Family Purpose Liability: Alive and Well in Georgia

In our serious injury practice we are often times confronted with cases involving the Family Purpose Doctrine. It is not unusual for one of our clients to be injured by the acts of a teenage driver. More often than not, the teenage driver is operating the automobile with the express permission of the owner of the car which are usually the parents. Under Georgia law, when a family purpose car that is furnished by the owner to a member of the family for their convenience and pleasure is used for such purpose, and a member of the family is present in the automobile controlling it, or who could control the operation of it, there is family purpose liability in this state.
In Georgia, the law has long been that the owner of a family purpose car is liable for the acts of members of his family in driving the family car. Thus, if a parent entrusts their teenage son or daughter with a family purpose car for the convenience of the family, so long as the car is being operated for the pleasure of some member of the owner’s family, the owner is liable. This liability also extends to third parties allowed by the teenage driver to also operate the car with their permission. For example, if the teenager is entrusted the car by the parent and that teenager allows one of their friends to drive, the family purpose doctrine would still apply as long as a member of the family is present in the automobile and could supervise control and operation of the car.
We have cases pending in our firm right now where this doctrine applies to the liability of the car owner/parent. The teenage driver runs the stop sign and causes serious injury to our client. In such a circumstance, we place the parent on notice that we will be looking to them to provide compensation to our client with respect to lost wages, medical bills and pain and suffering.
While parents seem to believe that they are no longer liable for the acts of their adult children, this is not necessarily the case in Georgia. The test is not whether a child is an adult or minor, or self-supporting or dependent, but rather whether the child “was using the car for a purpose for which the parent provided it with the permission of the parent either expressed or implied.” The Georgia Courts have extended this doctrine not only to automobiles but also to family boats. See Stuart v. Stephens, 225 Ga. 185, 166 S.E. 2d 890 (1969).

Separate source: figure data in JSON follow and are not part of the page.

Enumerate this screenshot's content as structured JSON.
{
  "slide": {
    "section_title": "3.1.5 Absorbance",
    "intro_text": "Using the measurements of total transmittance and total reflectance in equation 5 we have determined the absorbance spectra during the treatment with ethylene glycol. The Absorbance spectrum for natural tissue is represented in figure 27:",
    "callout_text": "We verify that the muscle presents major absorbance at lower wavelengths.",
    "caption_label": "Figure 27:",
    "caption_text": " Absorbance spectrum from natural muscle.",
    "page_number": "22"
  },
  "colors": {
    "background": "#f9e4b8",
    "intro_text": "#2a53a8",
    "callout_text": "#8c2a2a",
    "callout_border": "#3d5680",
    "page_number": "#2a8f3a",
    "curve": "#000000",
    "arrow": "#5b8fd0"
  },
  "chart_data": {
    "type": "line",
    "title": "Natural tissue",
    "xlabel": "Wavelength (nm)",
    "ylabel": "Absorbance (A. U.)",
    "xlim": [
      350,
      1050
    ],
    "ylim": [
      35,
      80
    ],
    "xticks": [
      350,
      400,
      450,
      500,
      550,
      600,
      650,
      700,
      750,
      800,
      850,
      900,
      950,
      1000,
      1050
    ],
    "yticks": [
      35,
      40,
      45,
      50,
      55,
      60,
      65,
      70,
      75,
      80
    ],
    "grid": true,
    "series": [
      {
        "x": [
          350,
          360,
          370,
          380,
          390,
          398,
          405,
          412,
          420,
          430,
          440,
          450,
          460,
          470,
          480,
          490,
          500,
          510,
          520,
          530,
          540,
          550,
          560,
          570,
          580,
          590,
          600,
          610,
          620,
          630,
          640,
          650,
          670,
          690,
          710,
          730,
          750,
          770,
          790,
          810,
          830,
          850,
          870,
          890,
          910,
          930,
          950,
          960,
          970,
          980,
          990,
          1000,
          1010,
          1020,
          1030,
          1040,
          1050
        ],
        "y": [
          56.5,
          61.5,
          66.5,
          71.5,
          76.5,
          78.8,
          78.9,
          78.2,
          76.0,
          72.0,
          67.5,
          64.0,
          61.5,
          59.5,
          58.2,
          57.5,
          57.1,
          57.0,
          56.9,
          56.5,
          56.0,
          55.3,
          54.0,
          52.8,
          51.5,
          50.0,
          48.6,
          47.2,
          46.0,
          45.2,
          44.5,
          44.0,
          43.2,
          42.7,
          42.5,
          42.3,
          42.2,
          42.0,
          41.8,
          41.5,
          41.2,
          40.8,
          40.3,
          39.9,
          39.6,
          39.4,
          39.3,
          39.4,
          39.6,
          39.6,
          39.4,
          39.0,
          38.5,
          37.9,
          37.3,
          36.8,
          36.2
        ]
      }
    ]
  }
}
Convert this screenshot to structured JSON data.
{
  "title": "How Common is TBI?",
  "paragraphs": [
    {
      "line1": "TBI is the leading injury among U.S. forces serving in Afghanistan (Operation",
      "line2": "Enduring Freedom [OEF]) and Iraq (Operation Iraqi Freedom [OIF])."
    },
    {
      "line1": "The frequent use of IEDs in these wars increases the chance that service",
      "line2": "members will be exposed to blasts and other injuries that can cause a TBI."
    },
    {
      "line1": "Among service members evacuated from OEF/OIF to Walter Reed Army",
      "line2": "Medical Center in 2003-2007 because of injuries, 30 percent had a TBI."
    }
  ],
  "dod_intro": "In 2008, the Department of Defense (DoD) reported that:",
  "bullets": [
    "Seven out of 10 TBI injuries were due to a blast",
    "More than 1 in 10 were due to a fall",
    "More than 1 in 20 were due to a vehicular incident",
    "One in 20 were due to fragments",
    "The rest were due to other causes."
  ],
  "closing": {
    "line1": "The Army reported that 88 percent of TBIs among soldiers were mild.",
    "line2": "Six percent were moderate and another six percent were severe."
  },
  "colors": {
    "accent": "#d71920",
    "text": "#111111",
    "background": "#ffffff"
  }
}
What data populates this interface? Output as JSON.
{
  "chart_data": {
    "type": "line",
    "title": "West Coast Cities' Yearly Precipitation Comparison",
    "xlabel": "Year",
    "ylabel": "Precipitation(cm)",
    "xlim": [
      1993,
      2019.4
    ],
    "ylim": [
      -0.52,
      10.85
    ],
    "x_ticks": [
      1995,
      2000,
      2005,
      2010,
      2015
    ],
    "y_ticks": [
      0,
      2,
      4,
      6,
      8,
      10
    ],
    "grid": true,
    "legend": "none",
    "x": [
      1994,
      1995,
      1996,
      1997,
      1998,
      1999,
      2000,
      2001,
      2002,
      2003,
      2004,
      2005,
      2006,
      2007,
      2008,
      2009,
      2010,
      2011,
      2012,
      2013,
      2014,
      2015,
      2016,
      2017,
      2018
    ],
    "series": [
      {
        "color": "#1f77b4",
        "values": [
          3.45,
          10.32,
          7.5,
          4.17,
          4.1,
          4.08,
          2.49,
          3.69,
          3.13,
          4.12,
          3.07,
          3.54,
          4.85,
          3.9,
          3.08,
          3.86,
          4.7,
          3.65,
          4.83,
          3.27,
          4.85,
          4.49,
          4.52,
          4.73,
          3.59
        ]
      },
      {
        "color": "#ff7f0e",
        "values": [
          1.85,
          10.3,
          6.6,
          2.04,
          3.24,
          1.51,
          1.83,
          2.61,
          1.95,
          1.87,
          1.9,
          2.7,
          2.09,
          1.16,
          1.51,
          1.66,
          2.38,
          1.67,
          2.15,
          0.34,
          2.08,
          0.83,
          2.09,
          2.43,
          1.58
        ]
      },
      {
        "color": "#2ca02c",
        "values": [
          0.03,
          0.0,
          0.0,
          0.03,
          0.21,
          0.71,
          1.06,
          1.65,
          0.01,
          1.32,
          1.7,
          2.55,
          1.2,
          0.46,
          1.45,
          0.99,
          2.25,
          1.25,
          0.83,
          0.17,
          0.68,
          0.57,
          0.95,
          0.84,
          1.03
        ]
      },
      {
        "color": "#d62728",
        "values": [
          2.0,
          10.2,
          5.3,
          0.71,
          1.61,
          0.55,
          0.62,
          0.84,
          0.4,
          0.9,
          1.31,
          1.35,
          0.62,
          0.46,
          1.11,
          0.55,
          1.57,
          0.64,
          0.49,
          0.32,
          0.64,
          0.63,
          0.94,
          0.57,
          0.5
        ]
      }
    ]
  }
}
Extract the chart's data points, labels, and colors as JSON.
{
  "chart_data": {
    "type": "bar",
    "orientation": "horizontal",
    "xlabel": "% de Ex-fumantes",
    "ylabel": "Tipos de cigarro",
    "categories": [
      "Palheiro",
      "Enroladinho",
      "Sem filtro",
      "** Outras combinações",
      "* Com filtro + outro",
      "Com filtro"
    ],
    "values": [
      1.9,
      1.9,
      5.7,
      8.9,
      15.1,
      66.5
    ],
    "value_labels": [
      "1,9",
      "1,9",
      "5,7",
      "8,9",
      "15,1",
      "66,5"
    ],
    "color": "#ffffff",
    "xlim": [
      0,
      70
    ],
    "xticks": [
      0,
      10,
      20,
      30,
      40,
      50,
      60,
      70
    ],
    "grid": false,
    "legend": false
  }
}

To apply the Family Purpose Doctrine to a given situation, four criteria must be met: 1) the owner of the vehicle must have given permission to a family member to drive the vehicle; 2) the vehicle’s owner must have relinquished control of the vehicle to the family member; 3) the family member must be in the vehicle; and 4) the vehicle must be engaged in a family purpose. We have utilized this long established doctrine in Georgia to obtain compensation for our clients in serious injury case where an at fault teenage driver obviously would have no assets themselves to satisfy a judgment, but their parents would. This doctrine is nothing more than an extension of the doctrine of master/servant liability. As long as a family member is acting as the agent of the parent, the parent will continue to have liability in this state. This is as it should be and greatly helps our firm to obtain compensation for innocent victims of the negligent acts of teenage drivers.